Test System and Setup
We updated the MEG Z390 Ace's firmware to the latest public revision and disabled the MultiCore Enhancement / Enhanced Turbo option so that the processor abides by Intel's turbo policy. Nevertheless, MSI's motherboard runs with a 100.8 MHz base clock out of the box, which slightly overclocks the processor and memory. While this might seem like an unfair advantage in a processor review, it makes no difference in our scenario as each memory speed is overclocked by the same amount.

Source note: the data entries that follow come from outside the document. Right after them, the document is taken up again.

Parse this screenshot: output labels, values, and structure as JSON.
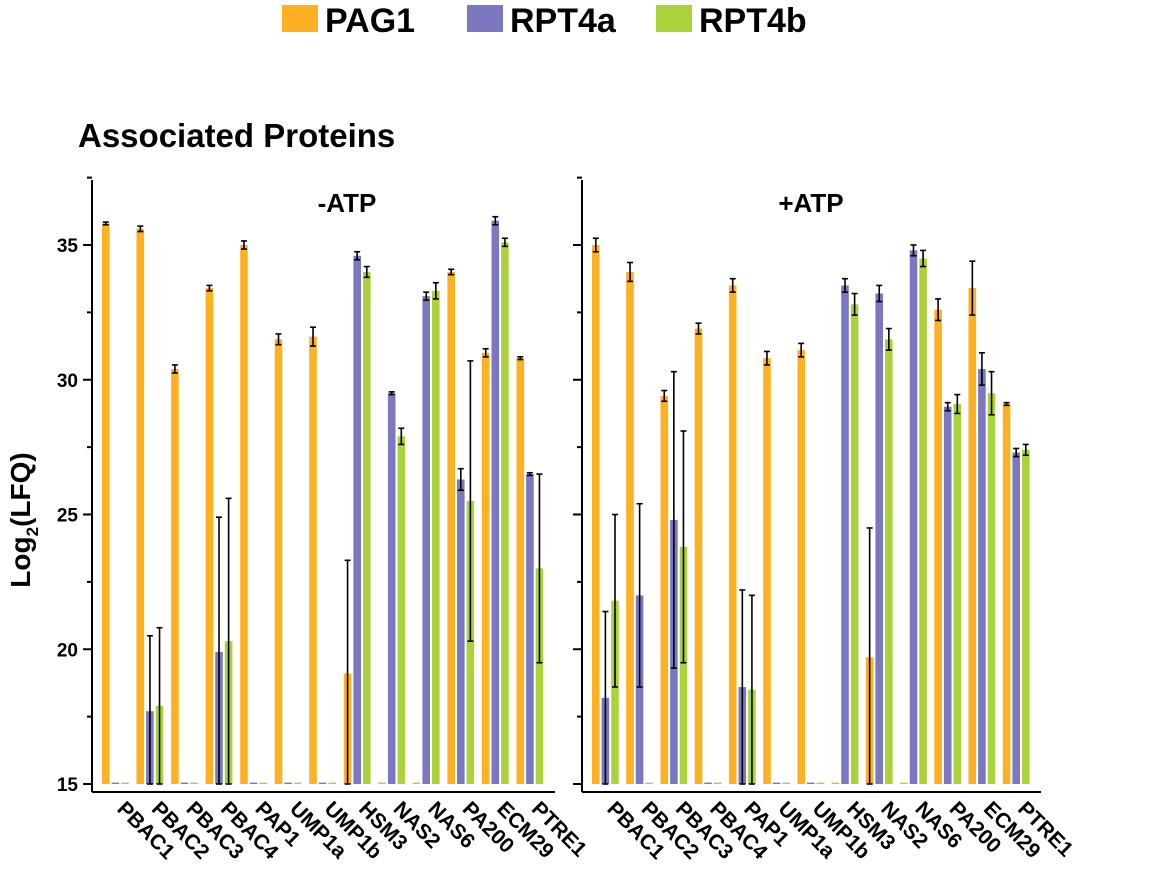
{
  "chart_data": {
    "type": "bar",
    "title": "Associated Proteins",
    "ylabel": "Log",
    "ylabel_sub": "2",
    "ylabel_suffix": "(LFQ)",
    "ylim": [
      15,
      37.5
    ],
    "yticks": [
      15,
      20,
      25,
      30,
      35
    ],
    "legend": {
      "position": "top-center"
    },
    "colors": {
      "PAG1": "#FDB022",
      "RPT4a": "#7B78C1",
      "RPT4b": "#ABD23B"
    },
    "series_names": [
      "PAG1",
      "RPT4a",
      "RPT4b"
    ],
    "panels": [
      {
        "title": "-ATP",
        "categories": [
          "PBAC1",
          "PBAC2",
          "PBAC3",
          "PBAC4",
          "PAP1",
          "UMP1a",
          "UMP1b",
          "HSM3",
          "NAS2",
          "NAS6",
          "PA200",
          "ECM29",
          "PTRE1"
        ],
        "series": [
          {
            "name": "PAG1",
            "values": [
              35.8,
              35.6,
              30.4,
              33.4,
              35.0,
              31.5,
              31.6,
              19.1,
              15.0,
              15.0,
              34.0,
              31.0,
              30.8
            ],
            "errors": [
              0.05,
              0.1,
              0.15,
              0.1,
              0.15,
              0.2,
              0.35,
              4.2,
              0,
              0,
              0.1,
              0.15,
              0.05
            ]
          },
          {
            "name": "RPT4a",
            "values": [
              15.0,
              17.7,
              15.0,
              19.9,
              15.0,
              15.0,
              15.0,
              34.6,
              29.5,
              33.1,
              26.3,
              35.9,
              26.5
            ],
            "errors": [
              0,
              2.8,
              0,
              5.0,
              0,
              0,
              0,
              0.15,
              0.05,
              0.15,
              0.4,
              0.15,
              0.05
            ]
          },
          {
            "name": "RPT4b",
            "values": [
              15.0,
              17.9,
              15.0,
              20.3,
              15.0,
              15.0,
              15.0,
              34.0,
              27.9,
              33.3,
              25.5,
              35.1,
              23.0
            ],
            "errors": [
              0,
              2.9,
              0,
              5.3,
              0,
              0,
              0,
              0.2,
              0.3,
              0.3,
              5.2,
              0.15,
              3.5
            ]
          }
        ]
      },
      {
        "title": "+ATP",
        "categories": [
          "PBAC1",
          "PBAC2",
          "PBAC3",
          "PBAC4",
          "PAP1",
          "UMP1a",
          "UMP1b",
          "HSM3",
          "NAS2",
          "NAS6",
          "PA200",
          "ECM29",
          "PTRE1"
        ],
        "series": [
          {
            "name": "PAG1",
            "values": [
              35.0,
              34.0,
              29.4,
              31.9,
              33.5,
              30.8,
              31.1,
              15.0,
              19.7,
              15.0,
              32.6,
              33.4,
              29.1
            ],
            "errors": [
              0.25,
              0.35,
              0.2,
              0.2,
              0.25,
              0.25,
              0.25,
              0,
              4.8,
              0,
              0.4,
              1.0,
              0.05
            ]
          },
          {
            "name": "RPT4a",
            "values": [
              18.2,
              22.0,
              24.8,
              15.0,
              18.6,
              15.0,
              15.0,
              33.5,
              33.2,
              34.8,
              29.0,
              30.4,
              27.3
            ],
            "errors": [
              3.2,
              3.4,
              5.5,
              0,
              3.6,
              0,
              0,
              0.25,
              0.3,
              0.2,
              0.15,
              0.6,
              0.15
            ]
          },
          {
            "name": "RPT4b",
            "values": [
              21.8,
              15.0,
              23.8,
              15.0,
              18.5,
              15.0,
              15.0,
              32.8,
              31.5,
              34.5,
              29.1,
              29.5,
              27.4
            ],
            "errors": [
              3.2,
              0,
              4.3,
              0,
              3.5,
              0,
              0,
              0.4,
              0.4,
              0.3,
              0.35,
              0.8,
              0.2
            ]
          }
        ]
      }
    ]
  }
}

On the software end, we used a fresh 64-bit installation of Windows 10 Professional and installed all the available updates. We updated our test system's drivers, benchmarking programs, and game clients to the latest versions as well.

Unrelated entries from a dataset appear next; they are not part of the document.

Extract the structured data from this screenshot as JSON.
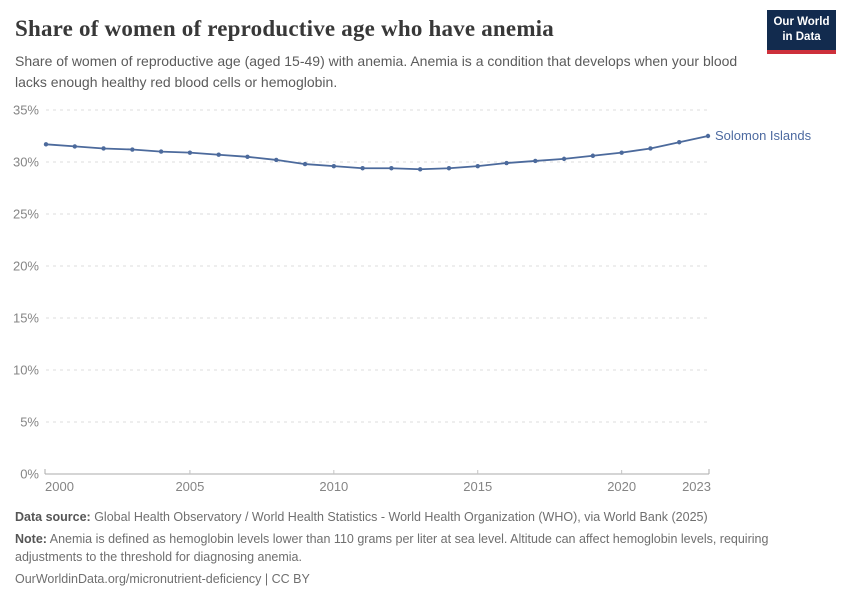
{
  "header": {
    "title": "Share of women of reproductive age who have anemia",
    "subtitle": "Share of women of reproductive age (aged 15-49) with anemia. Anemia is a condition that develops when your blood lacks enough healthy red blood cells or hemoglobin."
  },
  "logo": {
    "line1": "Our World",
    "line2": "in Data",
    "bg_color": "#122b4e",
    "accent_color": "#cd303b"
  },
  "chart_data": {
    "type": "line",
    "title": "Share of women of reproductive age who have anemia",
    "xlabel": "",
    "ylabel": "",
    "xlim": [
      2000,
      2023
    ],
    "ylim": [
      0,
      35
    ],
    "x": [
      2000,
      2001,
      2002,
      2003,
      2004,
      2005,
      2006,
      2007,
      2008,
      2009,
      2010,
      2011,
      2012,
      2013,
      2014,
      2015,
      2016,
      2017,
      2018,
      2019,
      2020,
      2021,
      2022,
      2023
    ],
    "series": [
      {
        "name": "Solomon Islands",
        "color": "#4c6a9c",
        "values": [
          31.7,
          31.5,
          31.3,
          31.2,
          31.0,
          30.9,
          30.7,
          30.5,
          30.2,
          29.8,
          29.6,
          29.4,
          29.4,
          29.3,
          29.4,
          29.6,
          29.9,
          30.1,
          30.3,
          30.6,
          30.9,
          31.3,
          31.9,
          32.5
        ]
      }
    ],
    "x_ticks": [
      2000,
      2005,
      2010,
      2015,
      2020,
      2023
    ],
    "y_ticks": [
      0,
      5,
      10,
      15,
      20,
      25,
      30,
      35
    ],
    "y_tick_suffix": "%",
    "grid": "horizontal-dashed",
    "legend": "entity-label-right",
    "entity_label": "Solomon Islands",
    "gridline_color": "#dcdcdc",
    "axis_color": "#ababab",
    "tick_label_color": "#858585"
  },
  "footer": {
    "data_source_label": "Data source:",
    "data_source_text": " Global Health Observatory / World Health Statistics - World Health Organization (WHO), via World Bank (2025)",
    "note_label": "Note:",
    "note_text": " Anemia is defined as hemoglobin levels lower than 110 grams per liter at sea level. Altitude can affect hemoglobin levels, requiring adjustments to the threshold for diagnosing anemia.",
    "url_text": "OurWorldinData.org/micronutrient-deficiency | CC BY"
  }
}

|Motherboard||MSI MEG Z390 Ace ($269 On B&H Photo Video)|
|Memory||G.Skill Trident Z RGB DDR4-4400 C18 16GB ($329.99 On Newegg) x 2|
|Storage||CT2000 MX500 2TB|
|CPU Cooler||Hydro H115i|
|Graphics Card||MSI GeForce RTX 2080 Ti Gaming X Trio ($1,349.99 On Newegg)|
|Power Supply||Seasonic X-1250 (SS-1250XM2) 1250W|
|Operating System||Windows 10 Pro with October 2018 Update|
|Display Driver||Nvidia GeForce Graphics Driver 417.35 WHQL|
|Display||Asus ROG Swift PG27AQ|
For this article, we tested 11 different memory frequencies in total that span from the standard JEDEC DDR4-2133 all the way up to DDR4-4400. Instead of applying the XMP profile, we configured the settings manually inside the BIOS. Subsequently, we verified the frequency inside the operating system with the help of CPU-Z. To ensure an acceptable level of consistency amongst the tests, we ran each benchmark three times and used the median value as the final result.